O valor das multas também foi revisado, a fim de tornar o Código Disciplinar mais educativo e menos punitivo. Sendo assim, a infração gravíssima passa para R$ 362,10; a infração grave muda para R$ 241,40; a infração média para R$ 159,75; e a infração leve terá o valor de R$ 106,50, considerando a Unidade Fiscal de Referência do Estado do Rio de Janeiro (UFIR-RJ), atualizada anualmente.

– Estamos empenhados em buscar medidas para aperfeiçoar os serviços, beneficiando os usuários e, sobretudo, os taxistas, que precisavam que o regulamento fosse atualizado, tendo em vista a necessidade de dar maior competitividade ao segmento – disse o secretário municipal de Transportes, Paulo Jobim.

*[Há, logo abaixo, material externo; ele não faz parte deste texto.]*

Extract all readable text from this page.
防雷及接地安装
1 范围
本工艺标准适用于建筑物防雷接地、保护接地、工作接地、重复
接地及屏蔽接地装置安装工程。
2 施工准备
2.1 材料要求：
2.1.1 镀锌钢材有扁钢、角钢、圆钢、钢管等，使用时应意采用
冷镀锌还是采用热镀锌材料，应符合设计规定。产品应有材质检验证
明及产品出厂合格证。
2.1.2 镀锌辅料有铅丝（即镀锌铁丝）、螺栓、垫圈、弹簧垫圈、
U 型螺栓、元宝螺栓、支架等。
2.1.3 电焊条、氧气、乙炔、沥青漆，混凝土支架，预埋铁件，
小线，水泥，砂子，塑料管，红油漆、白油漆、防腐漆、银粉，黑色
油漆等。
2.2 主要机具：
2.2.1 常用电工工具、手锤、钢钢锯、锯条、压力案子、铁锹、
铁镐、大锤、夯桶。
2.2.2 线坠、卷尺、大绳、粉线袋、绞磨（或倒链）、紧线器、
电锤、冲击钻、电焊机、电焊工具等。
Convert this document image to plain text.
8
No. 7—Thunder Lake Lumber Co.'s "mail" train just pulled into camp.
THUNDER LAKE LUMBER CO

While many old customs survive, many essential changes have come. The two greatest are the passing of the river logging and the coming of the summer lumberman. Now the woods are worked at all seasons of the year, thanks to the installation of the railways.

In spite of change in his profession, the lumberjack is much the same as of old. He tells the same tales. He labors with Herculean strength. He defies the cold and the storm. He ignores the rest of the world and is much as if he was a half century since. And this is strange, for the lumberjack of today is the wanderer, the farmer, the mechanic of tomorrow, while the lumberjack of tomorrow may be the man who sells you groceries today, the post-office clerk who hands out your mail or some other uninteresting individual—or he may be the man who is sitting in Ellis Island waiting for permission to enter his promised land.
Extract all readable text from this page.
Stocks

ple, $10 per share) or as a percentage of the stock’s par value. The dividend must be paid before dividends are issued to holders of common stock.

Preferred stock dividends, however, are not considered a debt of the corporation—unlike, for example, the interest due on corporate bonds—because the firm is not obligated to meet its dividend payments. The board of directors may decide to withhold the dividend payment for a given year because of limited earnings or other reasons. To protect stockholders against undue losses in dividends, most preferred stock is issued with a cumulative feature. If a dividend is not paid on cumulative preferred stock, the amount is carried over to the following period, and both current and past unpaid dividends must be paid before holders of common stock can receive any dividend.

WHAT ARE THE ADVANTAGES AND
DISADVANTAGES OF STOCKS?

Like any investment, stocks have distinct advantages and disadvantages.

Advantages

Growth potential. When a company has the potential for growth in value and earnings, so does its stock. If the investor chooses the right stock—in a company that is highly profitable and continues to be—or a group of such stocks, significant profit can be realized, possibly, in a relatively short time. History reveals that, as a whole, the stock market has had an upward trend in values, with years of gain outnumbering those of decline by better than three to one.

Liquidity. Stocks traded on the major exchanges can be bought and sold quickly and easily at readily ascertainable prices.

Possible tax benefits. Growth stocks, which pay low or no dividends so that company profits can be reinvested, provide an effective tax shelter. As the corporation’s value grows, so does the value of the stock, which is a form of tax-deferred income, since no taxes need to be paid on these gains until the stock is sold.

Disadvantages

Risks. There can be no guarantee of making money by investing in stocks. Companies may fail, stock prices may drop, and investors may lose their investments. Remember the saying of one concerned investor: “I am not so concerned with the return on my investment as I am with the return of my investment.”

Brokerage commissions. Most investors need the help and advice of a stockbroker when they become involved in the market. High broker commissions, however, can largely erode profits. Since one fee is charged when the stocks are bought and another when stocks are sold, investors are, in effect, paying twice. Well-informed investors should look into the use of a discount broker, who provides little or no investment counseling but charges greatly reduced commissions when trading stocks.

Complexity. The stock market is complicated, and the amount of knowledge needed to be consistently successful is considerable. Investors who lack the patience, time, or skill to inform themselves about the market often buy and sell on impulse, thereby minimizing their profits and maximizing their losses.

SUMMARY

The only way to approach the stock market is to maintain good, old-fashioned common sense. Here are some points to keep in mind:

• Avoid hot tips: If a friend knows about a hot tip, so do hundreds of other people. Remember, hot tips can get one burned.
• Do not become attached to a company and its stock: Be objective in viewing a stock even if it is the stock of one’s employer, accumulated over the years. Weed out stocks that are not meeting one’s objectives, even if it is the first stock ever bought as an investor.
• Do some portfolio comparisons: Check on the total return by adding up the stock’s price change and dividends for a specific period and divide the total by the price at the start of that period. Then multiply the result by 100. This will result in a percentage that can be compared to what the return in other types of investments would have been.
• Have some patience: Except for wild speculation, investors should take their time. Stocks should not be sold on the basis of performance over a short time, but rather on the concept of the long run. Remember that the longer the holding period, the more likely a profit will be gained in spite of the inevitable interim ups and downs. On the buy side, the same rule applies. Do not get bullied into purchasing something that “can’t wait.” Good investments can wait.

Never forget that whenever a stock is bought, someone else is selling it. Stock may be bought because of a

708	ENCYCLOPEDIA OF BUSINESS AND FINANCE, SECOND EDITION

As mudanças foram definidas a partir de estudos do grupo de trabalho criado para modernizar o Código Disciplinar, com a participação da classe, além de pesquisas com taxistas em diferentes pontos da cidade. O levantamento em campo integra a metodologia definida pelo grupo de trabalho, dialogando amplamente com a categoria, que conta, atualmente, com cerca de 31 mil permissionários e 20 mil auxiliares cadastrados na SMTR.

– Ouvir os taxistas durante o processo foi de extrema importância. O canal estará sempre aberto e vamos seguir buscando medidas que garantam tranquilidade para a categoria trabalhar pelo sustento de suas famílias e para que os passageiros sejam transportados com qualidade -, concluiu o subsecretário Allan Borges.